If I hadn't gone, I don't think I would be here today. God opened the wounds of my heart and started the healing process. I had an amazing youth leader that talked with me for hours every night. If not for her, I wouldn't have started dealing with my past. I told her what had happened to me, and she just hugged me and let me cry. I realized what had happened to me wasn't my fault, that I didn't need to feel guilty or ashamed. To just open up and tell someone and be accepted not rejected...my heart had been crying out for that.

The reason I use pendulum.and.fire as a user name online is from that trip. The name of the worship time we had one night was called Pendulums and Fire. The point was that most people are like pendulums--they swing back and forth between being hot and cold for God. We need to be like a steady burning fire, a hot ember even. It's not what our "feelings" are but Who our hearts belong to that determines our Christian walk. We need to grab onto God and not let go, no matter what. That night has stuck with me since that summer in 2002. I felt God's presence like I never have in my life. I could literally feel the weight of the Holy Spirit filling that room, filling me. It wasn't just a "mood" or a "feeling," Jesus touched my heart that night and I have never been the same since. Whenever I feel doubt about God's presence in my life, I just point myself back to that night. If I never experience anything supernatural in my life again, that one night is proof enough for me of who God is and that He is near. Satan has tried to drag me down to where I think God isn't involved in my life or doesn't really care, but all I need to do is look back on that night and see the truth.
So, my life was completely changed. I came back a different person. Some people get on an emotional high (and I would see it all the time in youth group) and then when the conference is over, within a week or two it's back to business as usual. My youth leader friend commented about that over two years later: she said, "You never came down from that because it wasn't an emotional 'high,' God brought you to a new place."

My wings are a testament of God's healing grace and love in my life.

They are also a reminder of Isaiah 40, especially verse 31: "but those who hope in the Lord will renew their strength. They will soar on wings like eagles; they will run and not grow weary; they will walk and not faint."

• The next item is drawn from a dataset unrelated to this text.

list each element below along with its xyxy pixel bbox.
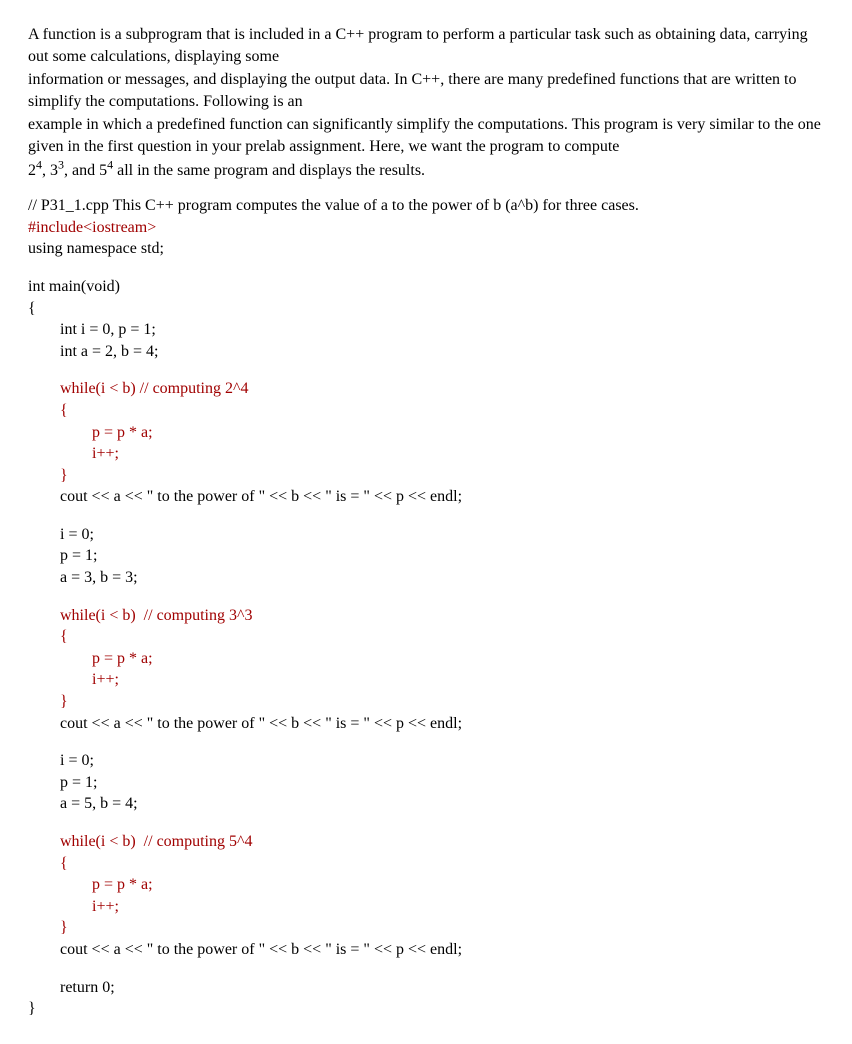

And over the last 7 years as I've had to deal with health problems, my wings also speak to me of the hope I have for the future. That one day I (and Andrew, my brother) won't be sick. Andrew won’t have multiple diseases, innumerable drugs to take, illness to endure. I won’t limp around with wasted legs and painful joints, having to ration my energy. We will run through the fields of Heaven, never worrying about having to take drugs or getting tired out from walking up stairs. If I didn’t have that hope, this life would be completely unbearable. What is the point of a life of pain and sickness and misery and then you die, and that’s it? No, I have a hope and a future! Jesus said there is something to look forward to after death, and I believe that with all my heart.

So, my wings speak to me of the past, where I have been and where God has brought me from; they speak of the present, God's grace and sustaining power for what I endure today; and they speak of the future, a hope in what is unseen and not yet, a glorious resurrection and ultimate healing. That is the story my wings tell.